Внешняя политика также исходила из духа непреодолимой гордости, из того же изощренного искусства унижения, из той же лживости, что и политика Гитлера. Первое, что сделал Людовик XIV, это принудил Испанию, с которой только что вступил в союз через свой брак, публично унизиться перед ним под угрозой войны. В такой же манере он унизил и папу; он принудил дожа Генуи вымаливать у него прощение; он взял Страсбург точно так же, как Гитлер Прагу, в мирное время, среди слез горожан, неспособных защититься, растоптав только что заключенный договор, который зафиксировал будто бы окончательные границы. Жестокое опустошение Пфальца не было оправдано никакими нуждами войны. Немотивированная агрессия против Голландии едва не уничтожила этот свободный и гордый своей свободой народ, чья цивилизация в то время была более блестящей, чем французская, о чем достаточно свидетельствуют хотя бы имена Рембрандта, Спинозы, Гюйгенса. Мы навряд ли найдем в немецкой литературе того времени что-то столь низменно жестокое, как стихи, сочиненные по этому случаю Лафонтеном, где предсказывалось уничтожение голландских городов14. То, что Лафонтен был большим поэтом, делает этот факт только еще более прискорбным. Так, наконец, Людовик XIV стал всеобщим врагом Европы – тем, в ком чувствовал угрозу всякий свободный человек, всякий свободный город. Эти ужас и ненависть сквозят в английских текстах той эпохи, например в дневнике Пипса15, и Уинстон Черчилль в написанной им биографии его знаменитого предка Мальборо выражает по адресу Людовика XIV те же чувства, которые воодушевляют его в борьбе с Гитлером16.

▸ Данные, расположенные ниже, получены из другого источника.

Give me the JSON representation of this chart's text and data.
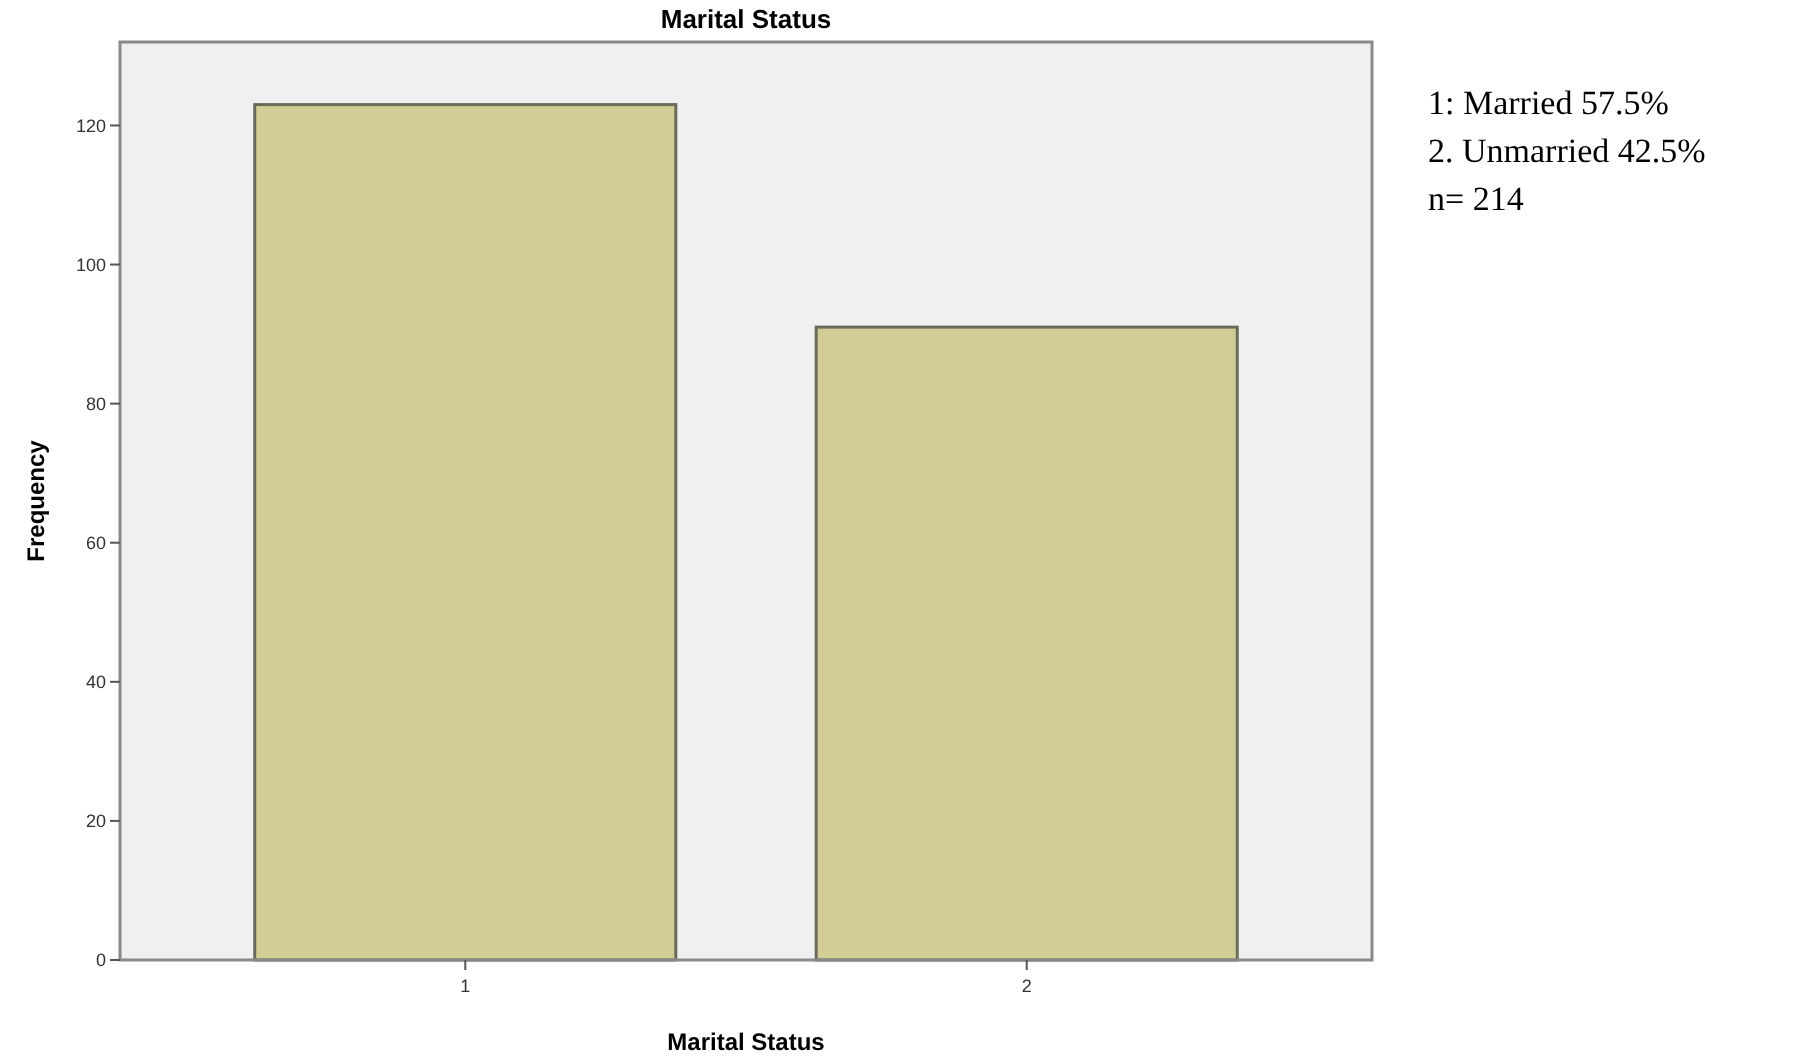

Но подлинным, но первым со времен античности предтечей Гитлера является, несомненно, Ришелье. Вот кто изобрел «Государство» с большой буквы. Прежде него короли, как Людовик XI, могли устанавливать крепкую власть; но они защищали свою корону. Подданные могли проявлять себя как граждане самим ведением своих дел, тем, насколько посвящали себя общественному благу. Государство, которому Ришелье отдал себя телом и душой, до отречения от всяких личных амбиций, не было короной, и уж вовсе не было общественным благом. Это была та анонимная, слепая машина, производящая порядок и могущество, которую мы и знаем сегодня под этим именем, а некоторые страны делают предметом обожествления. Это обожествление влечет за собой открытое презрение ко всякой морали и в то же время порождает самопожертвование, обычно сопутствующее добродетели; эту смесь мы находим в самом Ришелье, говорившем с чудесной трезвостью ума, характерной для французов того времени, что спасение государства обеспечивается не теми же средствами, что спасение души, поскольку спасение души происходит в мире ином, тогда как государства могут спасаться только в этом мире. Если даже не прибегать к памфлетам его противников, его собственные мемуары показывают, как сам он применял этот принцип: нарушая договоры, плетя интриги, чтобы до бесконечности затягивать жесточайшие войны, и жертвуя всеми без исключения иными резонами в пользу репутации государства, то есть, пользуясь дрянным нынешним языком, его престижа. Кардинал-инфант, чье мужественное, светлое и скорбное лицо, любовно написанное Веласкесом, можно было видеть на недавней выставке в Женеве17, предпослал своим войскам, вступающим во Францию, манифест, который достаточно было бы сегодня перевести, заменив в нем только имена «Франция» и «Ришелье», чтобы использовать в качестве превосходной прокламации, обращенной к германскому народу18. Поскольку большое заблуждение думать, что мораль той эпохи, даже в международных делах, сильно отличалась от нашей, даже среди речей тогдашних министров можно найти тексты, которые напоминали бы лучшие современные тексты в защиту политики мира, не будь они лучше обдуманы и бесконечно лучше написаны. Одна из партий врагов Ришелье, по его собственному признанию, была движима искренним ужасом перед войной. У тогдашних людей была та же мораль, что сегодня; они так же мало придерживались ее на деле; и, как сегодня, всякий, кто развязывал войну, уверял, по праву или нет, будто делает это, чтобы надежнее ее избежать.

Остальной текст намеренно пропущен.